Claude Verneuil (Christian Clavier) und seine Frau Marie
(Chantal Lauby) haben vier Töchter, Isabelle (Frédérique Bel), Odile (Julia
Piaton), Ségolène (Emilie Caen) und Laure (Elodie Fontan). Die ersten drei von
ihnen sind bereits verheiratet, doch nicht mit weißen, katholischen
Ur-Franzosen, wie es sich die Eltern erträumt hatten, sondern mit dem Juden
David (Ary Abittan), dem Araber Rachid (Medi Sadoun) und dem Chinesen Chao
(Frédéric Chau). Ständig gibt es ethnisch oder religiös motivierte Reibereien,
Missverständnisse und durchaus offen gezeigte Xenophobie, dem erst ein gemeinsames
Weihnachtsfest auf dem Anwesen der Eltern Einhalt gebieten kann. Die als „Familie
Benetton“ verspotteten Verneuils raufen sich langsam zusammen, da gibt auch das
Nesthäkchen Laure ihre Verlobung bekannt – mit dem schwarzen Schauspieler
Charles (Noom Diawara). Dies gefährdet den brüchigen Frieden in der Großfamilie
und könnte sich zu dem sprichwörtlichen Trofen ausweiten, der das Fass zum
überlaufen bringt – zumal Charles‘ Vater André (Pascal N’Zonzi) Claude in
Sachen Vorurteilen in nichts nachsteht…
Monsieur Claude und
seine Töchter lässt wirklich kein Stereotyp aus, ohne die meisten Klischees
als mehr zu sehen denn als Möglichkeit, einen mehr oder minder launigen Gag zu
platzieren. Als reelles, zerstörerisches Problem thematisiert der Film
Rassismus nicht einmal am Rande. So wird viel geätzt und gemeckert, am Ende
aber steht die verbindende Kraft des gemeinsamen Besaufens oder wahlweise der
körperlichen Ertüchtigung und alles ist vergeben und vergessen. Der Film läuft
nur etwas länger als 90 Minuten, der dritte Akt gerät nach durchaus
unterhaltsamen Einführungen der Figuren und ihrer generischen Konflikte zu
einem kleinen Desaster.

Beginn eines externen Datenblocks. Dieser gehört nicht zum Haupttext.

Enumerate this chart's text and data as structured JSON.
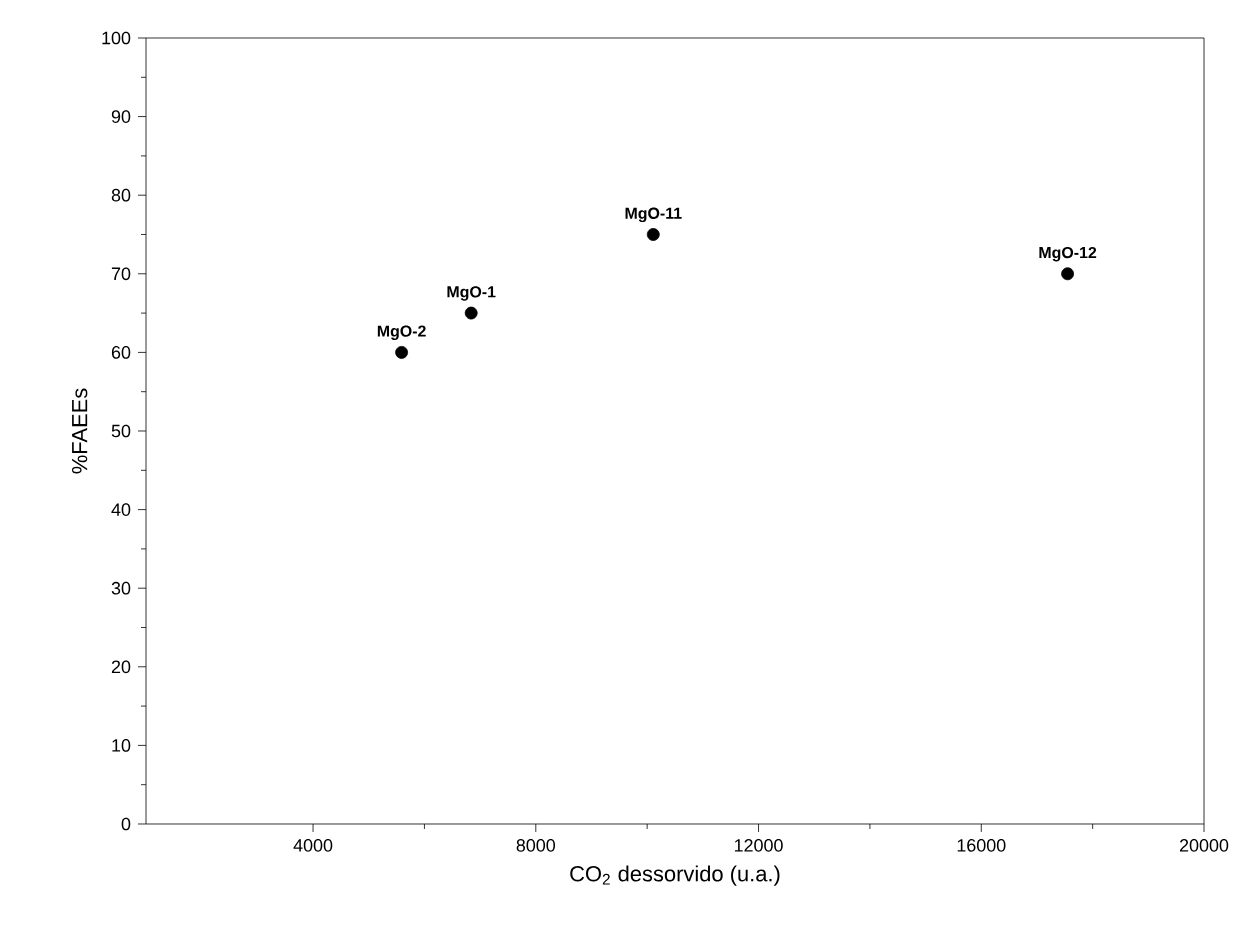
{
  "chart_data": {
    "type": "scatter",
    "xlabel": "CO$_{2}$ dessorvido (u.a.)",
    "ylabel": "%FAEEs",
    "x": [
      5590,
      6840,
      10110,
      17550
    ],
    "values": [
      60,
      65,
      75,
      70
    ],
    "color": "#000000",
    "marker": "circle",
    "xlim": [
      1000,
      20000
    ],
    "xticks": [
      4000,
      8000,
      12000,
      16000,
      20000
    ],
    "ylim": [
      0,
      100
    ],
    "yticks": [
      0,
      10,
      20,
      30,
      40,
      50,
      60,
      70,
      80,
      90,
      100
    ],
    "grid": false,
    "legend": false,
    "annotations": [
      {
        "text": "MgO-2",
        "x": 5590,
        "y": 60
      },
      {
        "text": "MgO-1",
        "x": 6840,
        "y": 65
      },
      {
        "text": "MgO-11",
        "x": 10110,
        "y": 75
      },
      {
        "text": "MgO-12",
        "x": 17550,
        "y": 70
      }
    ]
  }
}
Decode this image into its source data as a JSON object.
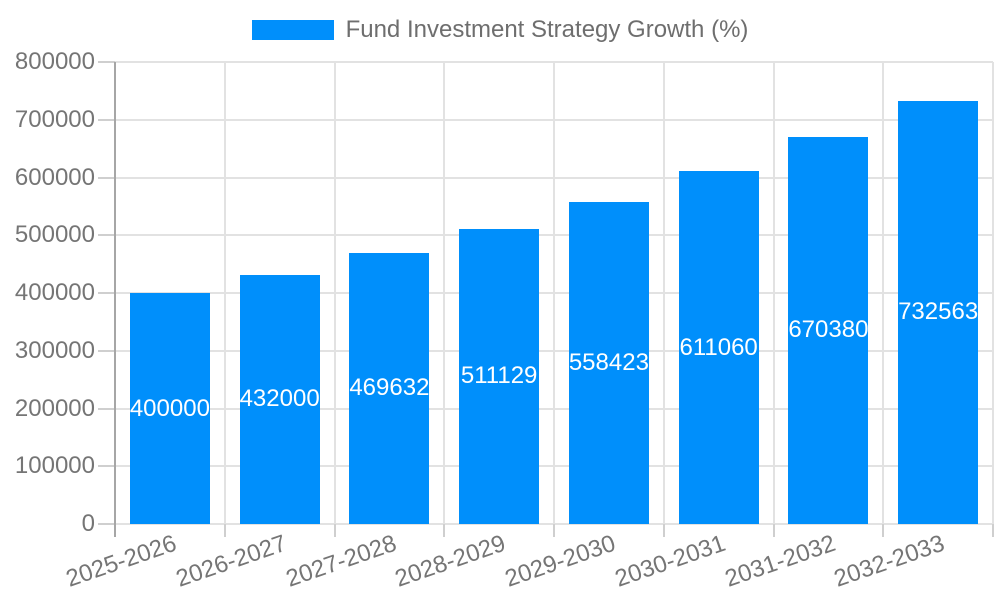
{
  "chart_data": {
    "type": "bar",
    "title": "Fund Investment Strategy Growth (%)",
    "categories": [
      "2025-2026",
      "2026-2027",
      "2027-2028",
      "2028-2029",
      "2029-2030",
      "2030-2031",
      "2031-2032",
      "2032-2033"
    ],
    "values": [
      400000,
      432000,
      469632,
      511129,
      558423,
      611060,
      670380,
      732563
    ],
    "value_labels": [
      "400000",
      "432000",
      "469632",
      "511129",
      "558423",
      "611060",
      "670380",
      "732563"
    ],
    "xlabel": "",
    "ylabel": "",
    "ylim": [
      0,
      800000
    ],
    "ytick_step": 100000,
    "ytick_labels": [
      "0",
      "100000",
      "200000",
      "300000",
      "400000",
      "500000",
      "600000",
      "700000",
      "800000"
    ],
    "grid": "on",
    "legend_position": "top-center",
    "x_label_rotation_deg": -19,
    "bar_color": "#008FFB",
    "value_label_color": "#ffffff",
    "axis_label_color": "#757575",
    "legend_text_color": "#6e6e6e",
    "gridline_color": "#e2e2e2",
    "axis_line_color": "#a6a6a6",
    "tick_color": "#cfcfcf",
    "background_color": "#ffffff"
  }
}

Charaktere ändern ihre Einstellungen innerhalb
lächerlich kurzer Zeit, ein Subplot mit der angeblich bevorstehenden Scheidung
der Eltern Verneuil läuft geradezu spektakulär ins Leere, eine sich immer mehr
herauskristallisierende schwere psychische Störung der Tochter Ségolène
verkommt zum geschmacklosen Stichwort. Während sich die Figuren, von denen im
Grunde niemand die Dreidimensionalität erreicht, zuvor noch aneinander
abarbeiten konnten und die Reaktionen nach dem Gesetz der Komödie, dass sich
nur peripher auf die Wirklichkeit bezieht, nachvollziehbar waren, reagieren sie
in der dritten Hälfte nur noch so, wie es das Drehbuch gerade will. Ein
organischer Fluss wird zerstört, wie unter der plötzlichen Erkenntnis, dass
sich das Ende des Films nähert, wird urplötzlich sehr viel mehr Material in die
verbleibende Laufzeit gequetscht, als es dem Film gut tut.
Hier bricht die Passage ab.